Debemos repetirlo hoy, aunque muchos sigan cayendo en el error: no se llamaba Carlos Juan, sino Juan Carlos. Pero él, ya bien maduro, quiso firmarse Carlos J, para diferenciarse de su hijo, Carlos Eduardo, quien también era médico.
Por eso es muy correcto decir Carlos J. Finlay Barrés, el nombre con el que aquel buen cazador de mosquitos, nacido el 3 de diciembre de 1833 y con estudios en el Jefferson Medical College de Filadelfia, pasó a la posteridad.
«Si no queremos decirle Juan Carlos, digámosle Carlos J., pero no innovemos en nombre ajeno. El zumbido de una J mal leída puede provocar elevadas calenturas», advertía al respecto, hace 12 años, el periodista camagüeyano Enrique Milanés León.
A Finlay incontables veces lo creyeron chiflado, porque él, contra creencias supuestamente científicas, ya había señalado que la fiebre amarilla era propagada por un agente intermediario, no por el contacto personal, no por las ropas o por abrazos mal dados.
Al final, el ilustre hijo de Camagüey, descendiente de escoceses y franceses, hizo público el 14 de agosto de 1881 que ese agente era la hembra del hoy conocido Aedes aegypti y eso levantó ronchas, originó incredulidades, provocó que algunos cerraran los ojos y hasta lo calumniaran.
Ay, Finlay, cuántos deben haberte ofrecido disculpas después de haberte ido de este mundo, en agosto de 1915.
Cuántos se habrán rasgado las vestiduras al darse cuenta de que el insigne médico y epidemiólogo, merecía el Premio Nobel, que nunca le dieron pese a siete candidaturas.
Pero los que más deben pedir que los perdonen fueron aquellos que, intencionalmente o no, intentaron traspasar aquel descubrimiento al médico estadounidense Walter Reed (1851-1902), quien no hizo otra cosa que corroborar 19 años después del lanzamiento de la teoría del agente transmisor que el cubano tenía toda la razón.
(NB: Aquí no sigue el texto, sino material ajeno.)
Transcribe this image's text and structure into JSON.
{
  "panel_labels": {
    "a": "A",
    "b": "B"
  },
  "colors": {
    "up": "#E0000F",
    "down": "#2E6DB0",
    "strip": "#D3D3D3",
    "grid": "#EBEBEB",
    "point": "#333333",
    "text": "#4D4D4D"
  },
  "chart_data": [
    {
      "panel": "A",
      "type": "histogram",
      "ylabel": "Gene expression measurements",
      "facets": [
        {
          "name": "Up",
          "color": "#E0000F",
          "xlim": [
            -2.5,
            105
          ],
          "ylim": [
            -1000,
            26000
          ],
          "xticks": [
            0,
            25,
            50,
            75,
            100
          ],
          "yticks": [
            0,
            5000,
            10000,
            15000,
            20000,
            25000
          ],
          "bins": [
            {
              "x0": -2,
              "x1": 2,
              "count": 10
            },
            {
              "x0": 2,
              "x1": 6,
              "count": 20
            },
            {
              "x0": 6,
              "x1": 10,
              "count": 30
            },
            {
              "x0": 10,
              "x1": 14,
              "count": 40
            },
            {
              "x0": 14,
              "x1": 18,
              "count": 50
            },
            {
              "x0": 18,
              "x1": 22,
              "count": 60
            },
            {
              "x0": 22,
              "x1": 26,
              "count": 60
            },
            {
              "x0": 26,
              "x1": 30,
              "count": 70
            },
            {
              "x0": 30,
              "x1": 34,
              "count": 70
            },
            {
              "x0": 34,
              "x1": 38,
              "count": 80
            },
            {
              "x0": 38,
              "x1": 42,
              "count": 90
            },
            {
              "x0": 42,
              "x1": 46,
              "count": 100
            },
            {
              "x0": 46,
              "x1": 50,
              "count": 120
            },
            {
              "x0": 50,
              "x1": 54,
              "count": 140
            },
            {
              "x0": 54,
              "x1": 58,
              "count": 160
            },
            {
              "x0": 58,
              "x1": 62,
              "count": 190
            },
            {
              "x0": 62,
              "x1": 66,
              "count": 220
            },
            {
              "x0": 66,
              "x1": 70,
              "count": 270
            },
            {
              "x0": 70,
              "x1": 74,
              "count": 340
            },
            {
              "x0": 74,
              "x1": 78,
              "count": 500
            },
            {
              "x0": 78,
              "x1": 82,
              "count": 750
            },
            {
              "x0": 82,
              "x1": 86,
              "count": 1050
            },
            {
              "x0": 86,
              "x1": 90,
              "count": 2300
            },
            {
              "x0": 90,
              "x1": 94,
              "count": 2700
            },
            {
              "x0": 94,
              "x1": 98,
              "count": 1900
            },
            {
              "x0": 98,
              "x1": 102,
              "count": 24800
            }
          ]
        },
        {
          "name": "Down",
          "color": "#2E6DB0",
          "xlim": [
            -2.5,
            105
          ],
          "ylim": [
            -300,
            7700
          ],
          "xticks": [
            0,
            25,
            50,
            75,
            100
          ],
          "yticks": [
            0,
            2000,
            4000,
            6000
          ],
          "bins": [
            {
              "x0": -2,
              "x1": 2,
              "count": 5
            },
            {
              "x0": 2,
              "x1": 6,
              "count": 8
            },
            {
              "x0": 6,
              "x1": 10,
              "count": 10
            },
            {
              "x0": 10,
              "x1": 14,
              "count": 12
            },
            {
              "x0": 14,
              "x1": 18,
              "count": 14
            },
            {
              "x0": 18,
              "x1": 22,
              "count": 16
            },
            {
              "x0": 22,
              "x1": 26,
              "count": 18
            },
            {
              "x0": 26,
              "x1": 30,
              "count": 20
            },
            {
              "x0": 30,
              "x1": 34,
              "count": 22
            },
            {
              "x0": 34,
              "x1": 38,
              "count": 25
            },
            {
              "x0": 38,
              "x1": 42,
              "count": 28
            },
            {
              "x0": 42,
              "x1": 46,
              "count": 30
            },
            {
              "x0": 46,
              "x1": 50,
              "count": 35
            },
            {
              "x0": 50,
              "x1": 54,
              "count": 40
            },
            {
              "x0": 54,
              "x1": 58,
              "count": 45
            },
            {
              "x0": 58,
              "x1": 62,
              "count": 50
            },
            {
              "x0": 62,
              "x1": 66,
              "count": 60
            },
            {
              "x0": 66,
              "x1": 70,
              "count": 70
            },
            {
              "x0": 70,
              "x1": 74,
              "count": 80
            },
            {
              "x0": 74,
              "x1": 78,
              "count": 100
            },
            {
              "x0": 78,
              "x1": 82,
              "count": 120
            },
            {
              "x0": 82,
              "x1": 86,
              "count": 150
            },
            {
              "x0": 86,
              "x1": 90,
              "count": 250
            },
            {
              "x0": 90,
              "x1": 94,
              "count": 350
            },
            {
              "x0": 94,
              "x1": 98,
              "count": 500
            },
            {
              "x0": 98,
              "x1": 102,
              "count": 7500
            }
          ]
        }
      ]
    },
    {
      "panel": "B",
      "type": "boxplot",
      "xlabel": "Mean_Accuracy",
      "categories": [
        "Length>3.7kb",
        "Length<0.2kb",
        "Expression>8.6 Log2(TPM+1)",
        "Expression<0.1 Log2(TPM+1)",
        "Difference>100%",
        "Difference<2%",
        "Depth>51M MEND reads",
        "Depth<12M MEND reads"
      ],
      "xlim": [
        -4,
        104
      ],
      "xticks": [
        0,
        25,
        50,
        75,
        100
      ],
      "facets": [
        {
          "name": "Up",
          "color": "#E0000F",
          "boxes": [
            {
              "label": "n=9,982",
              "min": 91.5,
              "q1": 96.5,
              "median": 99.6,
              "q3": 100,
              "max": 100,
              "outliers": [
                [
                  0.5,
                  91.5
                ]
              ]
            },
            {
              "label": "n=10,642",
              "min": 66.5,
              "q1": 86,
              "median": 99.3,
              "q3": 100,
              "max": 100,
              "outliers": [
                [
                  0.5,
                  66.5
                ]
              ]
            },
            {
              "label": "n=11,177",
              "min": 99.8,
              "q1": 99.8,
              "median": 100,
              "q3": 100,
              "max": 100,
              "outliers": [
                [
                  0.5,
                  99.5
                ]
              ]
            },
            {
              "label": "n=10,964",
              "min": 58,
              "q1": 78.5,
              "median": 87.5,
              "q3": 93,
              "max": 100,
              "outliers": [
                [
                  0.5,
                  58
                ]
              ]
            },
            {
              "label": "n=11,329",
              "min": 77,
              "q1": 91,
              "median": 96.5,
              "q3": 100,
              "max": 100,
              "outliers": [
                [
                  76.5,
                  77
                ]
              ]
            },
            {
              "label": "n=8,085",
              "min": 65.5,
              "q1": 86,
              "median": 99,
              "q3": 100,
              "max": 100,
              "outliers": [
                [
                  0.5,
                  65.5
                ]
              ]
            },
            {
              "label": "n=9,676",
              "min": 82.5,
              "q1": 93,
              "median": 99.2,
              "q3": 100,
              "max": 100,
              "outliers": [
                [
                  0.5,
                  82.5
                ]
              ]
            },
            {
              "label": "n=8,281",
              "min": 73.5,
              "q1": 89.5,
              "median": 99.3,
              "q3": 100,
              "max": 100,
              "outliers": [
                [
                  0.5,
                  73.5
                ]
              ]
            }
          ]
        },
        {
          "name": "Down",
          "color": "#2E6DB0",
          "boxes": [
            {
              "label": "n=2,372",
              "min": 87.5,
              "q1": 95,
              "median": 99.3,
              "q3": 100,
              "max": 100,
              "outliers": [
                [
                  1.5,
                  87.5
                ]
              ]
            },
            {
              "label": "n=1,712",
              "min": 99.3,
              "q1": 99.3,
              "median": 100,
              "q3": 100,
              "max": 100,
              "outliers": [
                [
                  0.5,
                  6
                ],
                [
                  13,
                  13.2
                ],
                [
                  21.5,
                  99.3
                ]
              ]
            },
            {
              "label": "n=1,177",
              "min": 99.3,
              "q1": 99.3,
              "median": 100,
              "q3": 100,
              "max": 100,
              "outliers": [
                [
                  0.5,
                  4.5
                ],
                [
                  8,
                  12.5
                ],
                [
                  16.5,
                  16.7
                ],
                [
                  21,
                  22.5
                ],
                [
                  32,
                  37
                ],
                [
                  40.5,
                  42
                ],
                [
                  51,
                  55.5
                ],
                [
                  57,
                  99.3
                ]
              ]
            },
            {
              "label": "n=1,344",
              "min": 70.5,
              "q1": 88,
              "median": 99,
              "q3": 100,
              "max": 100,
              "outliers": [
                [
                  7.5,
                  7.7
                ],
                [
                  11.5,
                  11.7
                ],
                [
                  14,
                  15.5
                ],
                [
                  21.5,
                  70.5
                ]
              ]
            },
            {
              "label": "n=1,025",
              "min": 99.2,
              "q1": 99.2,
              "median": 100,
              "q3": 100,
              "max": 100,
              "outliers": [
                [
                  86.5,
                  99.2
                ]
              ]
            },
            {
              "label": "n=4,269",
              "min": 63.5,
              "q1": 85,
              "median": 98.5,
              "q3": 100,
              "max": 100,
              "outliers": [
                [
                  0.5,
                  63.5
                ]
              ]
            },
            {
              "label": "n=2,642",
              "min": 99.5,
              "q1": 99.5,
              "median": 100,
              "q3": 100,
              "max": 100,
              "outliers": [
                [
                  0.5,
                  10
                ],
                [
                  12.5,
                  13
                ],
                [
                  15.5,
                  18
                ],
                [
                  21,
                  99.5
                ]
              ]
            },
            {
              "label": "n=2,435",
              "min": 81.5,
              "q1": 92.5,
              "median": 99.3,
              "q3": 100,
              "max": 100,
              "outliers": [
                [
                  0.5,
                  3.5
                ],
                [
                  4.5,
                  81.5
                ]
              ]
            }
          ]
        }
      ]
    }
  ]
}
Incluso, fue en Cuba, como miembro del ejército interventor de Estados Unidos, que Reed corroboró «la verdad del mosquito».
Por fortuna, Carlos J., el tiempo se va encargando de situar a cada quien en su lugar y a ti llegaron a reconocerte como el verdadero descubridor del origen de la fiebre amarilla en 1935 y 1954, en congresos internacionales celebrados en Madrid y Roma, respectivamente.
Lástima que no fue cuando estabas vivo. Lástima que muchos no sepan que fuiste ajedrecista, oftalmólogo, investigador sobre el cólera, estudioso del tétano infantil y mucho más.
Hoy, cuando se sabe que el mosquito transmite otras enfermedades tremendas, solo queda seguir tus consejos: combatir el vector, aislar los enfermos, realizar el saneamiento verdadero. Queda seguir estudiándote y tratando de poner tu nombre, el verdadero, Carlos J., en lo más alto de la historia de la ciencia cubana y mundial, que es allí donde lo merece.